Mariana Oliveira, 27 anos, é natural de Beja. Começou por estudar Medicina, na Universidade de Coimbra, mas acabou por se licenciar em Português (com Menor em Filosofia) na Faculdade de Letras daquela Universidade.
A sua vida passou-se, até agora, entre três cidades: Beja, até aos 18 anos, Coimbra, até aos 24, e Lisboa desde então.
Passou pela Rádio Universidade de Coimbra e trabalha, atualmente, na Antena 3/RTP, onde apresenta um programa de grande entrevista, “Razão de Ser”, um magazine de divulgação cultural, “Domínio Público”, e uma rubrica sobre livros, “Paraíso Perdido”.
Mariana Oliveira é a Senhora que segue no Expoente M, no mês em que se celebra o Dia das Redes Sociais, a que os meios de comunicação social não poderiam alhear-se e às quais a Rádio, em primeira linha, e com sucesso, se adaptou.
Tem a vida que idealizava?
Não… No sentido em que nunca “idealizei” fazer o que faço hoje (rádio). Uma sucessão imprevista de bons acasos trouxe-me até aqui por um caminho que não teria conseguido prever. Mas diria que, em “espírito” (isto é: descontando os aspetos mais práticos que caracterizam aquilo que fazemos; ficando só com o esqueleto essencial dessa atividade), estou num lugar que me agrada.
Além disso, parece-me saudável não dizer, aos vinte e tal anos, que já tenho a vida que idealizava. Daria uma sensação demasiado estática (e até, em certa medida, assustadora) da “vida” – porque, habitualmente, não há nada para além da meta.
Tenho, obviamente, muitas coisas de que gosto: gosto do que faço; gosto das pessoas com quem faço o que faço.
Mas idealizar a vida é uma coisa que se vai fazendo ao longo do caminho: respondendo e interpretando um sentir presente, sem abdicar da noção de projeto apontado a um futuro sem termo.
De modo que: não, não tenho (ainda) a vida que idealizava… E ainda bem.
A intervenção/participação na sociedade deve ser uma preocupação de todos?
Deve ser uma preocupação ao alcance de todos. Isto é: devemos caminhar, enquanto comunidade, para um lugar onde não haja excluídos à partida. O que cada um faz com essa liberdade… É com cada um.
Podemos, é claro, perguntar-nos o que é participar/intervir na sociedade. É militar num partido político? É fazer voluntariado? É escrever coisas no facebook? Esses são os sentidos mais imediatos que se dá à noção de “participar na sociedade”. Mas há outros, eventualmente mais interessantes.
É difícil encontrar algum ser humano que, pelo simples facto de estar vivo, não intervenha/participe na sociedade de alguma maneira. E isso, em si mesmo, pode já ser uma coisa extraordinariamente significativa. Um médico que seja excelente em todos os aspetos daquilo que faz já está a intervir na sociedade de uma forma altamente especial e complexa.

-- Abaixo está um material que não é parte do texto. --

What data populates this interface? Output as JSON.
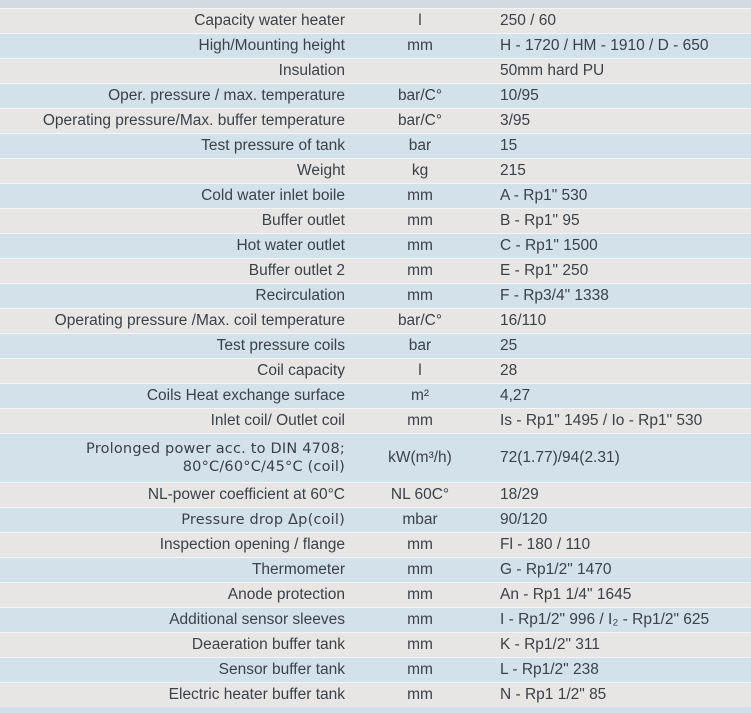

Uma pessoa que faz a vida dos outros menos insuportável porque escolhe usar o seu pequeno poder nesse sentido é uma coisa valiosa.
Não estou fazer uma defesa do individualismo ou da indiferença: estou a dizer que não precisamos de ser literais quando pensamos no que é “participar na sociedade”.
Dito isto… Não tenho a ingenuidade de achar que o mundo é justo e maravilhoso.
Podemos não lhe chamar luta de classes, mas vai haver sempre quem queira coisas e tenha os meios para as atingir e uma imensa legião de pessoas que têm passar o tempo em posição de vigilância para não serem objetos ao serviço desses interesses.
No seu caso como a pratica?
Tento fazer bem as coisas que faço (questionando escolhas, questionando automatismos…)
Tento estar atenta ao mundo (e não perder de vista de que lado é que estou).
Tento ser decente.
Como vê a conciliação, atualmente, da vida profissional e familiar/social?
No meu caso… A vida profissional ocupa, neste momento, uma fatia muito generosa do meu tempo. Mas estou numa fase em que posso permitir-me a isso.
Na sua vida existe equilíbrio entre a vida profissional e familiar/social?
Não existe um equilíbrio se a contabilidade for feita sempre ao final de cada dia (há dias em que o “profissional” vence por larguíssima margem). Mas, a longo prazo, creio que a média não é tenebrosa.
Já sentiu que a sua afirmação profissional e/ou pessoal foi dificultada ou condicionada por ser mulher?
Não. Nunca o senti numa forma explícita e boçal de discriminação. Mas tenho noção de que isso não é um privilégio generalizável.
Agora: mesmo que, como no meu caso, essa “dificuldade” não nos apareça à frente de forma escancarada, é evidente que ainda estamos na pré-história da igualdade de género. É estatisticamente bizarro que, em 45 anos de democracia, só tenha havido uma mulher chefe de governo e nenhuma presidente da república. Há logo quem venha dizer: mas as pessoas devem chegar aos sítios pelos seus méritos, não por serem homens ou mulheres. Certo. De acordo. Mas eu não estou a falar de pessoas específicas. Estou a dizer que esta (e outras: os exemplos são inúmeros) desproporção é estatisticamente bizarra. Não há nenhuma razão aceitável que explique isto.
As mulheres partilham pouco, guardam muito para si?
Não penso que haja diferenças de caráter associadas ao género.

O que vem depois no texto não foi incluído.